According to the executive order, the Department of Commerce was required to prepare a report within eight months of the order’s release pinpointing existing ways to identify and label synthetic content produced by AI systems and establishing the “authenticity and provenance of digital content, both synthetic and not synthetic, produced by the federal government or on its behalf.”


“When it comes to artificial intelligence, there is enormous potential for our country, for supporting inclusive and equitable innovation and entrepreneurship, and for solving world problems at speed and scale.”

– Kathi Vidal, undersecretary of commerce for intellectual property and director of the U.S. Patent and Trademark Office

All federal agencies having regulatory authority over critical infrastructure must assess “potential risks related to the use of AI in critical infrastructure sectors,” the order noted. To be conducted within 90 days and then annually thereafter, these assessments must evaluate “ways in which deploying AI may make critical infrastructure systems more vulnerable to critical failures, physical attacks, and cyberattacks” and “consider ways to mitigate these vulnerabilities.”

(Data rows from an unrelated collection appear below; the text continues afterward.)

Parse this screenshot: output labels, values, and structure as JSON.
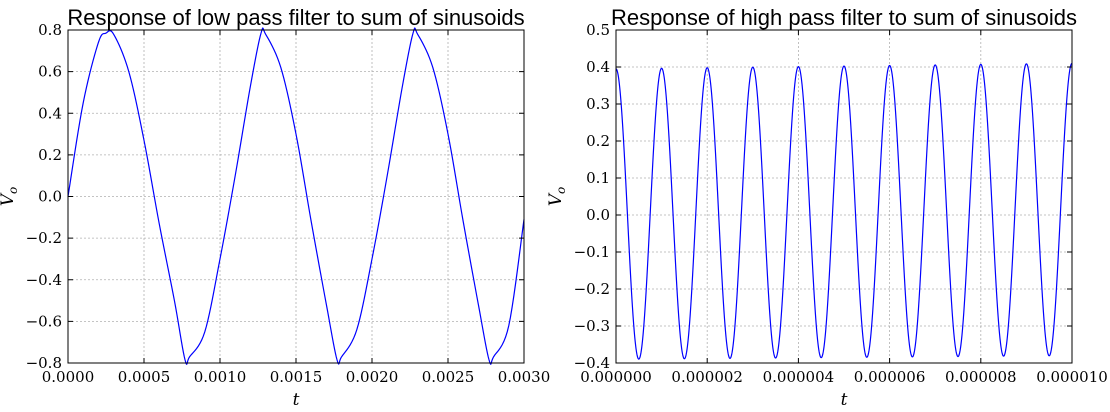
{
  "chart_data": [
    {
      "type": "line",
      "title": "Response of low pass filter to sum of sinusoids",
      "xlabel": "t",
      "ylabel": "V_o",
      "xlim": [
        0,
        0.003
      ],
      "ylim": [
        -0.8,
        0.8
      ],
      "xticks": [
        "0.0000",
        "0.0005",
        "0.0010",
        "0.0015",
        "0.0020",
        "0.0025",
        "0.0030"
      ],
      "yticks": [
        "−0.8",
        "−0.6",
        "−0.4",
        "−0.2",
        "0.0",
        "0.2",
        "0.4",
        "0.6",
        "0.8"
      ],
      "grid": true,
      "color": "#0000ff",
      "series": [
        {
          "x": [
            0,
            0.0001,
            0.0002,
            0.00025,
            0.0003,
            0.0004,
            0.0005,
            0.0006,
            0.0007,
            0.00077,
            0.0008,
            0.0009,
            0.001,
            0.0011,
            0.0012,
            0.00127,
            0.0013,
            0.0014,
            0.0015,
            0.0016,
            0.0017,
            0.00177,
            0.0018,
            0.0019,
            0.002,
            0.0021,
            0.0022,
            0.00227,
            0.0023,
            0.0024,
            0.0025,
            0.0026,
            0.0027,
            0.00277,
            0.0028,
            0.0029,
            0.003
          ],
          "y": [
            0.0,
            0.45,
            0.74,
            0.785,
            0.78,
            0.6,
            0.27,
            -0.13,
            -0.5,
            -0.785,
            -0.77,
            -0.65,
            -0.3,
            0.1,
            0.53,
            0.785,
            0.78,
            0.62,
            0.3,
            -0.12,
            -0.52,
            -0.785,
            -0.77,
            -0.64,
            -0.3,
            0.1,
            0.53,
            0.785,
            0.78,
            0.62,
            0.3,
            -0.12,
            -0.52,
            -0.785,
            -0.77,
            -0.62,
            -0.11
          ]
        }
      ]
    },
    {
      "type": "line",
      "title": "Response of high pass filter to sum of sinusoids",
      "xlabel": "t",
      "ylabel": "V_o",
      "xlim": [
        0,
        1e-05
      ],
      "ylim": [
        -0.4,
        0.5
      ],
      "xticks": [
        "0.000000",
        "0.000002",
        "0.000004",
        "0.000006",
        "0.000008",
        "0.000010"
      ],
      "yticks": [
        "−0.4",
        "−0.3",
        "−0.2",
        "−0.1",
        "0.0",
        "0.1",
        "0.2",
        "0.3",
        "0.4",
        "0.5"
      ],
      "grid": true,
      "color": "#0000ff",
      "series": [
        {
          "signal": "cosine",
          "period": 1e-06,
          "phase_start": 0,
          "max_start": 0.395,
          "max_end": 0.41,
          "min_start": -0.39,
          "min_end": -0.38,
          "x_range": [
            0,
            1e-05
          ]
        }
      ]
    }
  ]
}
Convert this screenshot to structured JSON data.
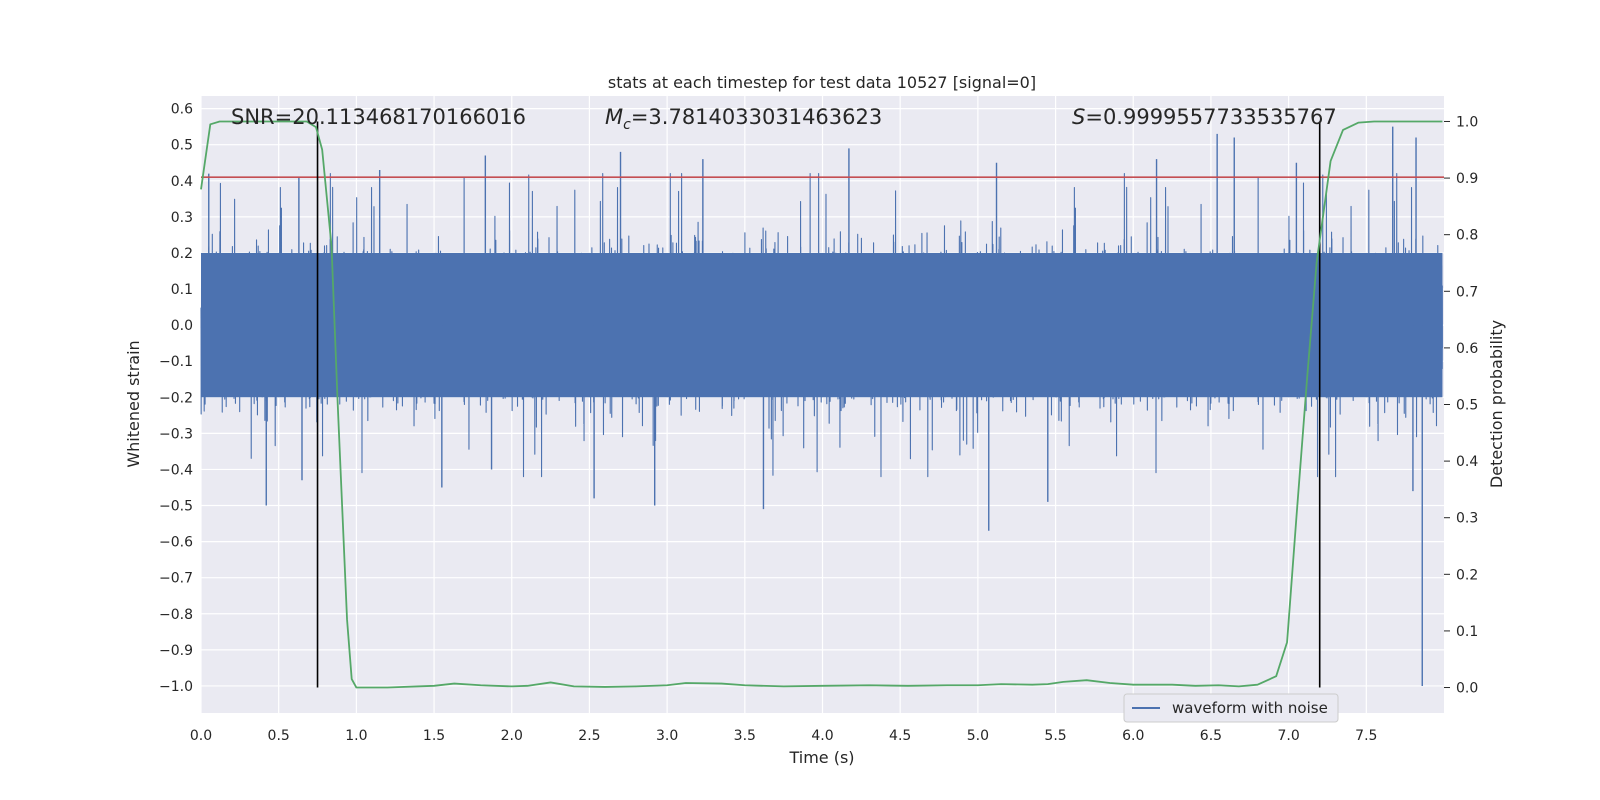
{
  "chart_data": {
    "type": "line",
    "title": "stats at each timestep for test data 10527 [signal=0]",
    "xlabel": "Time (s)",
    "ylabel": "Whitened strain",
    "y2label": "Detection probability",
    "xlim": [
      0.0,
      8.0
    ],
    "ylim": [
      -1.075,
      0.635
    ],
    "y2lim": [
      -0.045,
      1.045
    ],
    "xticks": [
      0.0,
      0.5,
      1.0,
      1.5,
      2.0,
      2.5,
      3.0,
      3.5,
      4.0,
      4.5,
      5.0,
      5.5,
      6.0,
      6.5,
      7.0,
      7.5
    ],
    "xtick_labels": [
      "0.0",
      "0.5",
      "1.0",
      "1.5",
      "2.0",
      "2.5",
      "3.0",
      "3.5",
      "4.0",
      "4.5",
      "5.0",
      "5.5",
      "6.0",
      "6.5",
      "7.0",
      "7.5"
    ],
    "yticks": [
      -1.0,
      -0.9,
      -0.8,
      -0.7,
      -0.6,
      -0.5,
      -0.4,
      -0.3,
      -0.2,
      -0.1,
      0.0,
      0.1,
      0.2,
      0.3,
      0.4,
      0.5,
      0.6
    ],
    "ytick_labels": [
      "−1.0",
      "−0.9",
      "−0.8",
      "−0.7",
      "−0.6",
      "−0.5",
      "−0.4",
      "−0.3",
      "−0.2",
      "−0.1",
      "0.0",
      "0.1",
      "0.2",
      "0.3",
      "0.4",
      "0.5",
      "0.6"
    ],
    "y2ticks": [
      0.0,
      0.1,
      0.2,
      0.3,
      0.4,
      0.5,
      0.6,
      0.7,
      0.8,
      0.9,
      1.0
    ],
    "y2tick_labels": [
      "0.0",
      "0.1",
      "0.2",
      "0.3",
      "0.4",
      "0.5",
      "0.6",
      "0.7",
      "0.8",
      "0.9",
      "1.0"
    ],
    "annotations": {
      "snr": "SNR=20.113468170166016",
      "mc_symbol": "M",
      "mc_sub": "c",
      "mc_value": "=3.7814033031463623",
      "s_symbol": "S",
      "s_value": "=0.9999557733535767"
    },
    "legend": {
      "label": "waveform with noise",
      "placement": "lower-right"
    },
    "noise_series": {
      "name": "waveform with noise",
      "color": "#4c72b0",
      "sample_rate": 2048,
      "duration": 7.99,
      "core_amplitude": 0.2,
      "spikes": [
        {
          "x": 0.05,
          "y": 0.42
        },
        {
          "x": 0.42,
          "y": -0.5
        },
        {
          "x": 0.63,
          "y": 0.41
        },
        {
          "x": 0.65,
          "y": -0.43
        },
        {
          "x": 1.15,
          "y": 0.43
        },
        {
          "x": 1.55,
          "y": -0.45
        },
        {
          "x": 1.83,
          "y": 0.47
        },
        {
          "x": 1.87,
          "y": -0.4
        },
        {
          "x": 2.53,
          "y": -0.48
        },
        {
          "x": 2.7,
          "y": 0.48
        },
        {
          "x": 2.92,
          "y": -0.5
        },
        {
          "x": 3.23,
          "y": 0.46
        },
        {
          "x": 3.62,
          "y": -0.51
        },
        {
          "x": 4.17,
          "y": 0.49
        },
        {
          "x": 5.07,
          "y": -0.57
        },
        {
          "x": 5.12,
          "y": 0.45
        },
        {
          "x": 5.45,
          "y": -0.49
        },
        {
          "x": 6.15,
          "y": 0.46
        },
        {
          "x": 6.54,
          "y": 0.53
        },
        {
          "x": 6.65,
          "y": 0.52
        },
        {
          "x": 7.05,
          "y": 0.45
        },
        {
          "x": 7.67,
          "y": 0.55
        },
        {
          "x": 7.8,
          "y": -0.46
        },
        {
          "x": 7.82,
          "y": 0.52
        },
        {
          "x": 7.86,
          "y": -1.0
        }
      ]
    },
    "probability_series": {
      "name": "Detection probability",
      "color": "#55a868",
      "points": [
        [
          0.0,
          0.88
        ],
        [
          0.06,
          0.995
        ],
        [
          0.12,
          1.0
        ],
        [
          0.3,
          1.0
        ],
        [
          0.5,
          1.0
        ],
        [
          0.68,
          1.0
        ],
        [
          0.74,
          0.99
        ],
        [
          0.78,
          0.95
        ],
        [
          0.84,
          0.78
        ],
        [
          0.88,
          0.5
        ],
        [
          0.94,
          0.12
        ],
        [
          0.97,
          0.015
        ],
        [
          1.0,
          0.0
        ],
        [
          1.2,
          0.0
        ],
        [
          1.5,
          0.003
        ],
        [
          1.63,
          0.007
        ],
        [
          1.8,
          0.004
        ],
        [
          2.0,
          0.002
        ],
        [
          2.1,
          0.003
        ],
        [
          2.25,
          0.009
        ],
        [
          2.4,
          0.002
        ],
        [
          2.6,
          0.001
        ],
        [
          2.8,
          0.002
        ],
        [
          3.0,
          0.004
        ],
        [
          3.12,
          0.008
        ],
        [
          3.35,
          0.007
        ],
        [
          3.5,
          0.004
        ],
        [
          3.75,
          0.002
        ],
        [
          4.0,
          0.003
        ],
        [
          4.3,
          0.004
        ],
        [
          4.55,
          0.003
        ],
        [
          4.8,
          0.004
        ],
        [
          5.0,
          0.004
        ],
        [
          5.15,
          0.006
        ],
        [
          5.35,
          0.005
        ],
        [
          5.45,
          0.006
        ],
        [
          5.55,
          0.01
        ],
        [
          5.7,
          0.013
        ],
        [
          5.85,
          0.008
        ],
        [
          6.0,
          0.005
        ],
        [
          6.25,
          0.005
        ],
        [
          6.4,
          0.003
        ],
        [
          6.55,
          0.004
        ],
        [
          6.68,
          0.002
        ],
        [
          6.8,
          0.005
        ],
        [
          6.92,
          0.02
        ],
        [
          6.99,
          0.08
        ],
        [
          7.05,
          0.3
        ],
        [
          7.12,
          0.55
        ],
        [
          7.18,
          0.75
        ],
        [
          7.27,
          0.93
        ],
        [
          7.35,
          0.985
        ],
        [
          7.45,
          0.998
        ],
        [
          7.55,
          1.0
        ],
        [
          7.7,
          1.0
        ],
        [
          7.99,
          1.0
        ]
      ]
    },
    "threshold": {
      "y": 0.41,
      "color": "#c44e52"
    },
    "vlines": [
      {
        "x": 0.75,
        "color": "#000000",
        "y2_range": [
          0.0,
          1.0
        ]
      },
      {
        "x": 7.2,
        "color": "#000000",
        "y2_range": [
          0.0,
          1.0
        ]
      }
    ]
  }
}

The order invokes the Defense Production Act, the 1950 law that authorizes the president to mobilize domestic industry to help ensure national defense. Under the aegis of the act, the Department of Commerce, within 90 days, must implement measures “to ensure and verify the continuous availability of safe, reliable, and effective AI.”

To this end, the Department of Commerce is requiring companies developing AI systems to report the steps they are taking to test their models and protect them from theft.

Addressing bias in AI

The executive order is a great starting point for ensuring the safe development and use of AI, said Mrinal Karvir, the senior AI software engineering manager for Intel Corp., who teaches a course on the responsible use of AI in SWE’s Advance Learning Center. However, in terms of addressing bias within AI, Karvir said, the order could go further. “I don’t see anything very specific to companies that are developing the technology in terms of bias.”

Because they reflect the data used to train them, AI systems can manifest, and sometimes amplify, biases present in society, including gender- and race-based biases. With the executive order, the White House intends for federal agencies to take the lead when it comes to identifying and rooting out biases inherent in AI, Karvir said. “I think the approach they’re taking is to first implement in-house and [then] role model those best practices.”

However, the absence of a common framework among the agencies could hamper efforts to address bias in AI, Karvir said. “Each agency or each organization will have their own way of addressing the bias, so there might be inconsistencies.”

Despite this possible limitation, the order represents progress overall, Karvir said. “It’s definitely a very positive step forward.”